Prairie Rosinweed deep-dive guides
Every aspect of prairie rosinweed care, each with its own calibrated guide:
- Prairie Rosinweed watering schedule
- Prairie Rosinweed light requirements
- Best soil mix for prairie rosinweed
- Prairie Rosinweed fertilizing guide
- When to repot prairie rosinweed
- How to propagate prairie rosinweed
- Prairie Rosinweed growth rate & size
- Prairie Rosinweed cold hardiness
- Prairie Rosinweed temperature & humidity
- Is prairie rosinweed toxic to cats & dogs?
- Is prairie rosinweed toxic to cats?
- Is prairie rosinweed toxic to dogs?
- Getting prairie rosinweed to bloom
Featured in these plant shortlists
Prairie Rosinweed qualifies for 4 curated Growli shortlists — each one filtered objectively from our structured plant-care library, so the selection is consistent and checkable:
- Best drought-tolerant houseplants — Houseplants that prefer to dry out — forgiving of forgotten watering and ideal for travel or busy weeks.
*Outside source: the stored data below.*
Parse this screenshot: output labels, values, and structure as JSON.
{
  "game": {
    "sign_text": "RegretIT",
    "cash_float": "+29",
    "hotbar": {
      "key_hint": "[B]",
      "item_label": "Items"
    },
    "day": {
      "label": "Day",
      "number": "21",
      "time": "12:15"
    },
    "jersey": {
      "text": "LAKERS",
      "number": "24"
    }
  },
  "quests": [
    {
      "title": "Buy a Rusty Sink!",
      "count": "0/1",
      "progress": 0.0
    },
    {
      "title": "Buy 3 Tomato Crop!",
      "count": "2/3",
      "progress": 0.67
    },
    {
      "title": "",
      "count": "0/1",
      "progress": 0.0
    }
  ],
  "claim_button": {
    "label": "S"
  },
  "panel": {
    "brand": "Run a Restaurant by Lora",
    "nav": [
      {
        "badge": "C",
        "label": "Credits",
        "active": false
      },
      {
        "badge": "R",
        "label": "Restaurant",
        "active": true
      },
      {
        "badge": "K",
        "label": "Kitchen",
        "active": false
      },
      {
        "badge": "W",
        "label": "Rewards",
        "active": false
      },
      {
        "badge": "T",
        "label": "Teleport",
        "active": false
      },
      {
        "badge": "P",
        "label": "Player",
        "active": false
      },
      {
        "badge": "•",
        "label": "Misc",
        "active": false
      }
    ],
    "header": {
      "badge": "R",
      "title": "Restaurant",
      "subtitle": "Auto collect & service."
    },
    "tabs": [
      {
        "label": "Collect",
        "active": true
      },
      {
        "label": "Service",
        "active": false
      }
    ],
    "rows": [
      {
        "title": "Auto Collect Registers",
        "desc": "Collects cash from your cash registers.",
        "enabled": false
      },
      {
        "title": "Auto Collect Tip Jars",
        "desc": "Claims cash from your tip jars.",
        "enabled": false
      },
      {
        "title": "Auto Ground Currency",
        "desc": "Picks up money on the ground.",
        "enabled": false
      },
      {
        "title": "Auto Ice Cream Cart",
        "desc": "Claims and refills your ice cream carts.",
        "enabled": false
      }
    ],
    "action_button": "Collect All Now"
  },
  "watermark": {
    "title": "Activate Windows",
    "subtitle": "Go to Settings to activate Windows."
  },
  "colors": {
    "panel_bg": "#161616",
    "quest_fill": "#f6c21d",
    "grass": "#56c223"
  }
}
- Best flowering houseplants — Indoor plants grown for their blooms — selected from the flowering species in Growli’s plant-care library.
- Best houseplants for full sun — Houseplants that want direct sun — the species for a hot south or west-facing windowsill where shade-lovers scorch.
- Best houseplants for a cool room — Houseplants that tolerate cool conditions down to about 10°C — for an unheated spare room, hallway, porch or a home kept cool.
- Browse all 29 plant shortlists — pet-safe, low-light, drought-tolerant and more
Related guides
Prairie Rosinweed is also commonly called rosinweed or wholeleaf rosinweed.